Maintenant que nous avons vu les bases de la mise en place de tests à l’aide de Minitest::Spec, nous allons aller un peu plus loin et découvrir les outils que Minitest met à notre disposition pour éviter la redondance et gérer des cas complexes dans lequels le contexte doit être maitrisé pour pouvoir écrire des tests robustes.

Callbacks et accesseurs paresseux

before / after

Vous aurez souvent besoin, pour plusieurs tests d’un même contexte, d’initialiser pour chaque test un objet ou un environnement identique.

Plutôt que refaire cette initialisation dans chaque test ou d’écrire une méthode privée que vous appellerez manuellement dans chaque test, Minitest met à votre disposition des callbacks qui sont before et after et qui seront respectivement appelés avant et après chaque test du contexte.

require "minitest/spec"
require "minitest/autorun"

require_relative "person"

describe Person do
  before do
    puts "Avant le test"
  end

  after do
    puts "Après le test"
  end

  it "should do something" do
    puts "dans le test"
  end

  it "should do something else" do
    puts "dans l'autre test"
  end
end

On voit donc que les blocs before et after sont bien exécutés avant et après chaque test.

C’est donc l’endroit parfait pour initialiser des données qui seront utilisés dans chaque test ou nettoyer une base de données après chaque test.

require "minitest/spec"
require "minitest/autorun"

require_relative "person"

describe Person do
  describe "#full_name" do
    before do
      @person = Person.new(first_name: "Nico", last_name: "C.")
    end

    after do
      puts "Cleaning DB"
    end

    it "should include first name" do
      @person.full_name.must_include("Nico")
    end

    it "should include last name" do
      @person.full_name.must_include("C.")
    end
  end
end

Ces tests sont bizarrement constitués je vous l’accorde mais permettent de bien mettre en évidence l’utilisation de before et after.

On a donc profité du bloc before pour initialiser une instance de la classe Person qu’on stocke dans une variable d’instance.
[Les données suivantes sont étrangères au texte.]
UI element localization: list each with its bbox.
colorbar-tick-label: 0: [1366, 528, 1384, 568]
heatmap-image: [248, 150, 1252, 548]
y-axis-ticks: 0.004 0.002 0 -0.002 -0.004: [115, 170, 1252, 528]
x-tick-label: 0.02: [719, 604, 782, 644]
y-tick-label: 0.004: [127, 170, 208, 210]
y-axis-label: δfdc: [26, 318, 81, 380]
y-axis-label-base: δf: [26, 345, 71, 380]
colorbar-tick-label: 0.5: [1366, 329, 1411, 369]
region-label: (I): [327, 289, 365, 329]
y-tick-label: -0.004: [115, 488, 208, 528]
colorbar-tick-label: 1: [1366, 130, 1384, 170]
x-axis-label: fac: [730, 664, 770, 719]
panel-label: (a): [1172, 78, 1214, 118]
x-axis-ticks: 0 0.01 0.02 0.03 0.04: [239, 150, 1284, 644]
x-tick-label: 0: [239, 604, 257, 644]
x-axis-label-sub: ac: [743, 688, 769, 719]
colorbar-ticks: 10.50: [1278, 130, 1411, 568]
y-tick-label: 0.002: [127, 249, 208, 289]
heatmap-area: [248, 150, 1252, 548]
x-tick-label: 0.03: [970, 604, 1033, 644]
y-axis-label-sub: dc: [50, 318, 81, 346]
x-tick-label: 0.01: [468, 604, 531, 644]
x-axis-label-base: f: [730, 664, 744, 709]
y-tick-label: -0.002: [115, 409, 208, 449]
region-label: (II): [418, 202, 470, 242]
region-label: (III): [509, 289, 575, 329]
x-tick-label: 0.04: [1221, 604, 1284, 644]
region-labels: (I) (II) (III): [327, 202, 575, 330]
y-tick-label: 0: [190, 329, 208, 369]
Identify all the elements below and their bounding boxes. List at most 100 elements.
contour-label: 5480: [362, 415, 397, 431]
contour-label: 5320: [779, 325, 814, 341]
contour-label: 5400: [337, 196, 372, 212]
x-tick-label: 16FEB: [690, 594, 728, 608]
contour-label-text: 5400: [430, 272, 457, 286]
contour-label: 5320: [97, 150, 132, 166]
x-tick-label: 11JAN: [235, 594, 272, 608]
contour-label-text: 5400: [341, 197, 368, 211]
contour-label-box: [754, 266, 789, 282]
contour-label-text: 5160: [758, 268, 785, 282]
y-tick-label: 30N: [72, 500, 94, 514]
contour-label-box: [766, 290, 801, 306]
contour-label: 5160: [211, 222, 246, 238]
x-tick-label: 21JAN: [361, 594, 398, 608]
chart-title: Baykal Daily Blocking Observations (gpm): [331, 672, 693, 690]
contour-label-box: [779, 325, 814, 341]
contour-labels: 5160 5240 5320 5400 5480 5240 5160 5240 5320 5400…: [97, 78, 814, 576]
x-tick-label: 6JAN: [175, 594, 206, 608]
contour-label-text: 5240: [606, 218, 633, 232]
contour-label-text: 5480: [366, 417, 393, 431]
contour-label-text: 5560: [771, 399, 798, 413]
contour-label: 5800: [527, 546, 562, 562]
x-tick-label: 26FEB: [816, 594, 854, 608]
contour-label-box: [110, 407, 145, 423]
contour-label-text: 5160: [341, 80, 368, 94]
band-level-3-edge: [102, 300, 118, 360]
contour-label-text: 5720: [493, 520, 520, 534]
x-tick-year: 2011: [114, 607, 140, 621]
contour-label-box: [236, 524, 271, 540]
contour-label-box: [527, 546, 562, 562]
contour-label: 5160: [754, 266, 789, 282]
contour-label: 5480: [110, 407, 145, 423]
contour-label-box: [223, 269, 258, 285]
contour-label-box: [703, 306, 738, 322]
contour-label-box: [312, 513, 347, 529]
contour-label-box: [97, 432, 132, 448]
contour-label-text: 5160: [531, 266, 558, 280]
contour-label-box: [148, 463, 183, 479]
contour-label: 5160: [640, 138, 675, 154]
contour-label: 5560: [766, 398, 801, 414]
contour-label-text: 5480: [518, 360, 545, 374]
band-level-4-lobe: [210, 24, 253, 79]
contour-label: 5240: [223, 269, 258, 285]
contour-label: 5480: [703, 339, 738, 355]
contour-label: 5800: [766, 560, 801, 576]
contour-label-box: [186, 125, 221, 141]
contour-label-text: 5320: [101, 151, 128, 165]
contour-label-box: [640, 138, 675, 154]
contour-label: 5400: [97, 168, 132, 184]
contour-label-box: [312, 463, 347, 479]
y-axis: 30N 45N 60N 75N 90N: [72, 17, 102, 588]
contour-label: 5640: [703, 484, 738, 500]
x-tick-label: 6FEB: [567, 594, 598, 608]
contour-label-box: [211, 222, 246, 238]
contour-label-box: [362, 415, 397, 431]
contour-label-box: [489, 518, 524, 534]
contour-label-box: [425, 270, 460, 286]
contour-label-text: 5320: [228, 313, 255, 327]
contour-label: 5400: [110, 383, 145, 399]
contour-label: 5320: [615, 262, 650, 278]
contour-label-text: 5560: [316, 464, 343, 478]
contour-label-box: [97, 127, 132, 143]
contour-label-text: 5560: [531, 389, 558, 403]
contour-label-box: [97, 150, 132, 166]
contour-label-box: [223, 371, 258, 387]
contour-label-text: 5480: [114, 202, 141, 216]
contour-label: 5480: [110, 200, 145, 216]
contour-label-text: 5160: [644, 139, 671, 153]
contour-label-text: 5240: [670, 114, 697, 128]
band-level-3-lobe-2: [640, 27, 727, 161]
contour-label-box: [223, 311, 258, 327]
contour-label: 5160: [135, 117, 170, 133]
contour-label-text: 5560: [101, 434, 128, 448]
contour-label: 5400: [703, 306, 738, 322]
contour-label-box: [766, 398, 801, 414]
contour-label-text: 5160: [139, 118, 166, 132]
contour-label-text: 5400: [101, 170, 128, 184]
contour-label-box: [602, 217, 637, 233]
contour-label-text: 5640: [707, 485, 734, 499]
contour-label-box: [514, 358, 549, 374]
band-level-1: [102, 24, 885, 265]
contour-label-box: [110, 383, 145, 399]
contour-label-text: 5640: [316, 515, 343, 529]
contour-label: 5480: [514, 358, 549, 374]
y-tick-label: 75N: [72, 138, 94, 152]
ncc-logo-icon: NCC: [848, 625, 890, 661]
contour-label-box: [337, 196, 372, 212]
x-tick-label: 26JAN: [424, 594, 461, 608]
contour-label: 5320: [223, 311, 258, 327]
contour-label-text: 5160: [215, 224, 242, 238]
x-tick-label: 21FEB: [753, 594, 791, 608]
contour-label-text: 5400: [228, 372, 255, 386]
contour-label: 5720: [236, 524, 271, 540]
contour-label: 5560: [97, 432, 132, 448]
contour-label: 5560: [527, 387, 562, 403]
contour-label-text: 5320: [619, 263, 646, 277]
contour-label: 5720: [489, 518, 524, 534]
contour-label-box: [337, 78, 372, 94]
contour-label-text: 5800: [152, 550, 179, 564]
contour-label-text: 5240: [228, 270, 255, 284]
On va donc pouvoir ré-utiliser cette variable à travers tous nos tests du contexte. On s’épargne donc l’initialisation dans chaque test.

Dans notre exemple, le bloc after fait prétendument un nettoyage de la base de donnée après chaque test.

Lazy accessors

Un autre besoin encore plus courant est de mutualiser le contenu d’une variable entre plusieurs tests d’un même contexte. C’est ce que nous avons fait avant avec le before mais en pratique on le réservera plutôt à de la configuration d’environnement.

Bien souvent, on utilisera les accesseurs paresseux pour gérer les variables à partager entre plusieurs tests. Ces accesseurs paresseux sont déclarée à l’aide de let qui attend un bloc de code qui ne sera exécuté que lors du premier appel dans un test. Le bloc n’est donc pas exécuté s’il la variable n’est pas utilisée. De plus ce bloc ne sera exécuté qu’une fois par test. C’est donc la méthode la plus efficace et performante pour gérer des variables partagées.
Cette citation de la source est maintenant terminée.